The Pima County Sheriff's Department and Pima Community College have declined to release documents that could shed light on run-ins they had with 22-year-old Jared Loughner in the months prior to the shooting.
The Arizona Public Records Law requires that records be "open to inspection by any person at all times" unless officials can prove releasing the information would violate rights of privacy or confidentiality or otherwise harm the best interests of the state.
The Arizona Republic requested that records, including incident reports on campus and calls for dispatch of deputies to Loughner's home, be released under the law. Such reports are often released as a matter of course in criminal cases.
College officials have not indicated when or if they will release the information, saying they want prior approval from the FBI and are concerned about violating federal laws protecting the privacy of student information.

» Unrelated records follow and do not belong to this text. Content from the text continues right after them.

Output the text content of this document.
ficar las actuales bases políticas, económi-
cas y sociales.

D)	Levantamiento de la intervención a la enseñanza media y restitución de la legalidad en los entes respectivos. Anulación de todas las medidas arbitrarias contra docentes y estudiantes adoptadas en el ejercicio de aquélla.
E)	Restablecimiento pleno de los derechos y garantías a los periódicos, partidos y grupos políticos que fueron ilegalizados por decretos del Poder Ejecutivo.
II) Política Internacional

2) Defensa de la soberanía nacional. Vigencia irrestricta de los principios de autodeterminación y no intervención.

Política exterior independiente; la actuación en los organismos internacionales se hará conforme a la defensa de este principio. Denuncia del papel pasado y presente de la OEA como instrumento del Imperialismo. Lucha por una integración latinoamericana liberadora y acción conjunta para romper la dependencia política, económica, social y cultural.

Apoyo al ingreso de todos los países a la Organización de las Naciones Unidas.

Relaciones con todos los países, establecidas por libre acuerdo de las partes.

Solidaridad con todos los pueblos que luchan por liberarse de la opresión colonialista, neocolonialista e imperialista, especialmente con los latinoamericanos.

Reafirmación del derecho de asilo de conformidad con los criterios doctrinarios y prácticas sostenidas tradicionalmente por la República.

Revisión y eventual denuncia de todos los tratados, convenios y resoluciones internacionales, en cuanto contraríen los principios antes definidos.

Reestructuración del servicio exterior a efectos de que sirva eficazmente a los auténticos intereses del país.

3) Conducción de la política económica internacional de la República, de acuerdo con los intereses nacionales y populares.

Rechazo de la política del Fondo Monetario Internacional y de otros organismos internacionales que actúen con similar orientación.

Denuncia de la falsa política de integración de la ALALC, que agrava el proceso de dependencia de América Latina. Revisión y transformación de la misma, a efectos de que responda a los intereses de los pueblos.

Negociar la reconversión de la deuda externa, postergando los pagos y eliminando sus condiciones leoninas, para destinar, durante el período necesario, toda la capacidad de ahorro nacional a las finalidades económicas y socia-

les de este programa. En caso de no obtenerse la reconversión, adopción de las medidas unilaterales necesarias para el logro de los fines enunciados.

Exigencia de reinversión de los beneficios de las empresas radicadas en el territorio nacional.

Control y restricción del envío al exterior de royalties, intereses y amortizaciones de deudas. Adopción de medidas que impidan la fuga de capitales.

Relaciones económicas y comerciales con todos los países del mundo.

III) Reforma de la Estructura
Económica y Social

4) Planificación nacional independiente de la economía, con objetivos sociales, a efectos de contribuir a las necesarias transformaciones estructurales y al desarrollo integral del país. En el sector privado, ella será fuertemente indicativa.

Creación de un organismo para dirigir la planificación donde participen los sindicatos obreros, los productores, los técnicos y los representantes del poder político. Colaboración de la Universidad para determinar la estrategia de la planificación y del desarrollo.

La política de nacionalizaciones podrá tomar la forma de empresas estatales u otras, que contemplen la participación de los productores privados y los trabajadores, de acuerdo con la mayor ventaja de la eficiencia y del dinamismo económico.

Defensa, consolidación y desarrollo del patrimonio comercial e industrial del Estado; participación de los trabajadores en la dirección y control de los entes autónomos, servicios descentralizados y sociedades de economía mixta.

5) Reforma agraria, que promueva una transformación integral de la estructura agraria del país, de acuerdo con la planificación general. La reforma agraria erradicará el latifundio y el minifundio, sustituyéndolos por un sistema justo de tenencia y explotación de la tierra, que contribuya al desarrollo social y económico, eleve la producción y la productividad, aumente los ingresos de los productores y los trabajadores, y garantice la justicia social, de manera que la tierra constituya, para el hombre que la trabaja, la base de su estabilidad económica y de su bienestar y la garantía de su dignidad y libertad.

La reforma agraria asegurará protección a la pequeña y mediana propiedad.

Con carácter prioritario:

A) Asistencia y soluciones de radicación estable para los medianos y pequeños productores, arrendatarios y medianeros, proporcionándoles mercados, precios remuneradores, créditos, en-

The Republic did not request student academic records.
Pima Community College officials confirmed Saturday that they suspended Loughner after a series of outbursts in classrooms and the library, five of which involved campus police.
College Chancellor Roy Flores said Saturday the information would be released by Sunday. But by Tuesday, the information had not been released. College officials said the FBI wants to review any information first . . .

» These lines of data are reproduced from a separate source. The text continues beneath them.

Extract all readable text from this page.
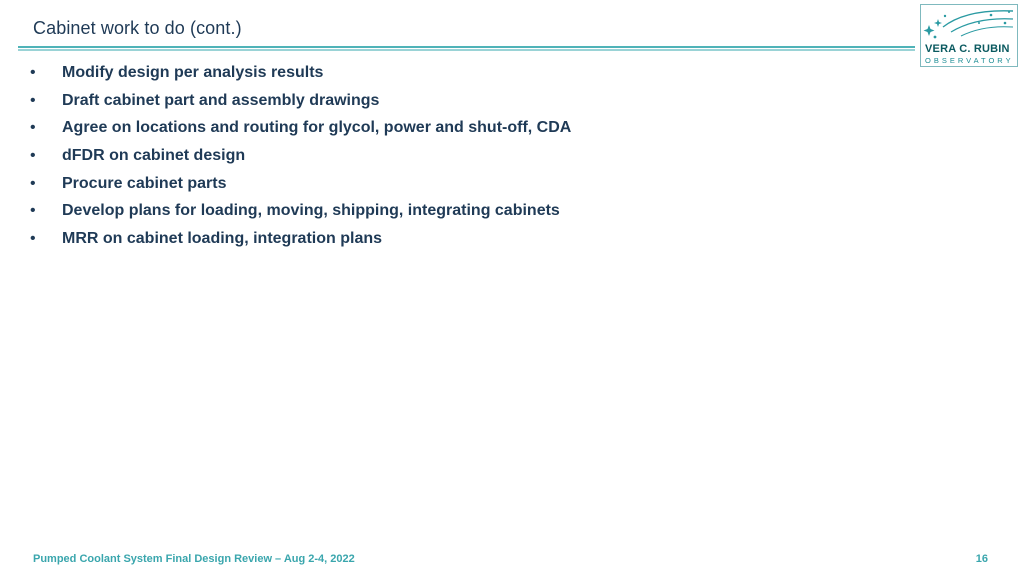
Cabinet work to do (cont.)
VERA C. RUBIN
OBSERVATORY
•	Modify design per analysis results
•	Draft cabinet part and assembly drawings
•	Agree on locations and routing for glycol, power and shut-off, CDA
•	dFDR on cabinet design
•	Procure cabinet parts
•	Develop plans for loading, moving, shipping, integrating cabinets
•	MRR on cabinet loading, integration plans
Pumped Coolant System Final Design Review – Aug 2-4, 2022	16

On Monday, The Republic requested copies of any reports from the Pima County Sheriff's Department involving contacts with Loughner or calls to his house. Pima County Deputy Rene Carlson said her office would not release the reports without a specific date, though this is not required by state statute.
Carlson said providing these documents would be tantamount to releasing criminal history.
Carlson said she could not speculate on the nature of any calls for service regarding Loughner. She also said no calls or incidents involved threats made by Loughner.
UPDATE: The New York Times is reporting the sheriff's department had visited Loughner's home on more than one occasion prior to last weekend's shooting rampage. Details on those visits are not known.
UPDATE: The Arizona Republic has now obtained records from the Pima Community College concerning run-ins Loughner had in class and at the school's library. Most of the incidents aren't real serious, but it paints a picture of a disconnected individual. He got angry and frightened his pilates teacher when he learned she was giving him a "B". He wrote "Mayhem Fest" on a math exam, but it turned out that was in reference to a rock concert. It includes the YouTube posting he made in response to his reaction to a student reading a poem about abortion in class. Loughner suggeted we live in a "genocide country" and should "strap bombs to babies" and stated he did not believe in God. The sheriff's department has also detailed its contact with members of the Loughner household. It's not very revealing. Most are trivial in nature.